The museum's main exhibit, "Kachemak Bay: An Exploration of People and Place," features community-based videos, photo essays, computer interactive displays and remote video technology that takes visitors beyond the museum's walls.
"We've got a good five hours of activity -- both indoor and otudoor -- for visitors," said museum director Heather Beggs. "We have the botanical garden, the homestead cabin, 10 acres of urban green space. And there are a myriad of summer programs that offer visitors afternoon and evening guided activities.
"The wildlife cams are a big hit. This year, the bear cam is at Katmai National Park. ... We have a ranger, and guests can learn all about bear behavior and ecology without actually going to the site."
The museum's main summer programs focus on the 20th anniversary of the Exxon Valdez oil spill. "Reflections of a Spill: 20 Years Later" is on display through the first part of the summer.
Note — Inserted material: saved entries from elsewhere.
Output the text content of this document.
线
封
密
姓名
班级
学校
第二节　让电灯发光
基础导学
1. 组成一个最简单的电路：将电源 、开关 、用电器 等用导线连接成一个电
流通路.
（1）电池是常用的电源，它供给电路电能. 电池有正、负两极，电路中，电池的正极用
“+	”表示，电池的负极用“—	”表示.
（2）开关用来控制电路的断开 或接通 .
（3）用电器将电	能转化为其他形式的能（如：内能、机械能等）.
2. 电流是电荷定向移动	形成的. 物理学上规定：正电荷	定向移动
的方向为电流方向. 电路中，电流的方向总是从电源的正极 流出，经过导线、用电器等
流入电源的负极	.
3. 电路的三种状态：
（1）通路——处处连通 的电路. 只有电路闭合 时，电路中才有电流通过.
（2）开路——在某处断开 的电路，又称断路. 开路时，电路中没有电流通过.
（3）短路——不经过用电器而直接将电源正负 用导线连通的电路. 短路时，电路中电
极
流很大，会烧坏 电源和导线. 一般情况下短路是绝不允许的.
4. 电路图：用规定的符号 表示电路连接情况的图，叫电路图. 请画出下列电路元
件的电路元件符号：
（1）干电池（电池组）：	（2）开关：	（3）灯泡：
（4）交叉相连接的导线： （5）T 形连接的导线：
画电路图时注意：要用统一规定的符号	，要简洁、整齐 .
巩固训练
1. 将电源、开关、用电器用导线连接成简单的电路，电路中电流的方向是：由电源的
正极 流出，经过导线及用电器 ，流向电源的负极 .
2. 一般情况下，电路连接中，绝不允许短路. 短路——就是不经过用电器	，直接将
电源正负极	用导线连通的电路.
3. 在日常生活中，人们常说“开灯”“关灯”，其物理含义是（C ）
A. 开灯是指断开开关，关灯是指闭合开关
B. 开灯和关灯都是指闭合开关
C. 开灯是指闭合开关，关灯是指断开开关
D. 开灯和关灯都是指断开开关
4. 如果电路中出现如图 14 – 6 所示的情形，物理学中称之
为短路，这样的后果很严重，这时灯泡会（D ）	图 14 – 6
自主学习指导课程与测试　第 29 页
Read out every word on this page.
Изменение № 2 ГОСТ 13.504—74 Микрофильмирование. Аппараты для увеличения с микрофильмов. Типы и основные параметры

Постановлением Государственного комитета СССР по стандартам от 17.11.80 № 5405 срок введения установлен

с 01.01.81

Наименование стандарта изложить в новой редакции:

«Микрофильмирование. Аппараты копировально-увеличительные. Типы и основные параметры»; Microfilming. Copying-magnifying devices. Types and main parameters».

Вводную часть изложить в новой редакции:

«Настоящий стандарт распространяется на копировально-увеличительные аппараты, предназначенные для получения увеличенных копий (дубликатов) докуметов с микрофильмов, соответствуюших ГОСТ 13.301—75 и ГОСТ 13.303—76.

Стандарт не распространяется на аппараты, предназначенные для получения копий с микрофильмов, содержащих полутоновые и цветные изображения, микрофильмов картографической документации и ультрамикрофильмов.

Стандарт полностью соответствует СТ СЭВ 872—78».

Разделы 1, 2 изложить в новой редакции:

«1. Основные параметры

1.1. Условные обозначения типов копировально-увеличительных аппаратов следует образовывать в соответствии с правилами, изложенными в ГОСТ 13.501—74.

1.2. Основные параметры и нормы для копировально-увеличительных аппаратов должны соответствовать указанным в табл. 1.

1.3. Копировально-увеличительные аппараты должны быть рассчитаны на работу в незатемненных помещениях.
"We have a good six months of exhibits about local reflections on the spill," Beggs said. "It's so important to keep this story to the forefront."
Annually, the museum invites community artists to create special artwork to be displayed along the mile-long forest ecology trail. The "Facing the Elements" exhibit is exposed to weather and changes throughout the year.
In addition to the museum, Homer is a great art community, with several galleries displaying creations from local artists.
Back across the bay from Homer is Kachemak Bay State Park, one of the largest coastal parks in the nation. The park and its neighbor, Kachemak Bay State Wilderness Park, offer about 400,000 acres. The area includes islands, mountains more than 4,000 feet high, glaciers, fjords, beaches and rugged coastlines. About 90 miles of hiking trails are in the state park, which can be reached only by boat or plane. Several air and water taxis provide access to the park and the smaller communities across the bay from Homer, including Halibut Cove and Seldovia.
The Otterbahn Trail in Seldovia leads to Outside Beach, with beautiful views across Kachemak Bay and out into Cook Inlet. The volcanoes across Cook Inlet are visible on clear days.
The easily hiked trail is rich with birds and berries. It is thickly wooded and fairly flat. A boardwalk crosses a wetland. It would be easy to spend an entire day enjoying the hike and scenery.